Monday, October 7, 2013

Apparently I Still Remember How To Write Code

Back to coding again.  And just when modeling was getting fun.

Most of the day has been spent doing level-editor type things.  Mostly looking at ray/AABB intersection tests so I can figure out what I'm clicking on... though now that I'm writing this, I realize it probably makes more sense to project the AABB into screen space and do the test there (see, it pays to blog this stuff).

I spent part of the day decluttering my render library API.  I had added a bunch of "draw" functions in the main render class - things for drawing lines, circles, rectangles, boxes, etc.  This also involved loading a couple default shaders, creating the various vertex and index buffers for these objects, and a bunch of default textures.

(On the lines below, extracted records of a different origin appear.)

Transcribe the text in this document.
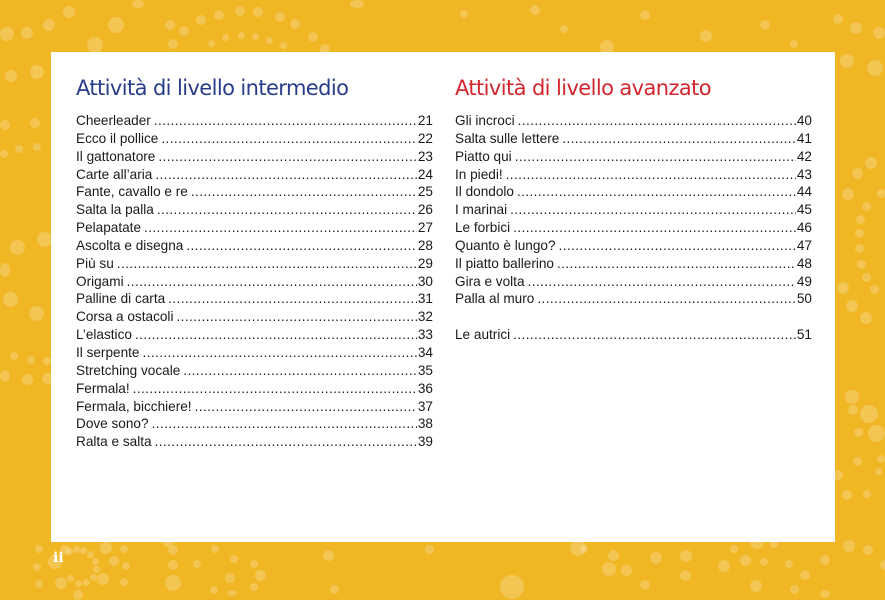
Attività di livello intermedio
Cheerleader .....	21
Ecco il pollice .....	22
Il gattonatore .....	23
Carte all’aria .....	24
Fante, cavallo e re .....	25
Salta la palla .....	26
Pelapatate .....	27
Ascolta e disegna .....	28
Più su .....	29
Origami .....	30
Palline di carta .....	31
Corsa a ostacoli .....	32
L’elastico .....	33
Il serpente .....	34
Stretching vocale .....	35
Fermala! .....	36
Fermala, bicchiere! .....	37
Dove sono? .....	38
Ralta e salta .....	39
Attività di livello avanzato
Gli incroci .....	40
Salta sulle lettere .....	41
Piatto qui .....	42
In piedi! .....	43
Il dondolo .....	44
I marinai .....	45
Le forbici .....	46
Quanto è lungo? .....	47
Il piatto ballerino .....	48
Gira e volta .....	49
Palla al muro .....	50
Le autrici .....	51
ii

That's all good and useful stuff, but really the base render class really has a single purpose:  translate application render calls to hardware API calls.  That mostly consists of setting render targets, vertex declarations, vertex streams and index buffers, and actually drawing primitives.  Since all of that "draw" stuff was taking up over half of the file, it was time for a split.

The change was actually pretty straightforward.  The draw functions really just use the application API and aren't hardware specific at all.  It was mostly a matter of making them call various functions in the other class instead of "this," and then patch up several places in the game code to use the new class rather than the main render API.  This took a lot less time than expected.

This cleaned up a few things too.  The virtual coordinate system stuff I was doing was kind of getting mingled into the print function.  With this change, the main API keeps a very base level of functionality - it just prints what it's told - and the "draw" API has its own print function that can scale for different resolutions before calling the low-level function.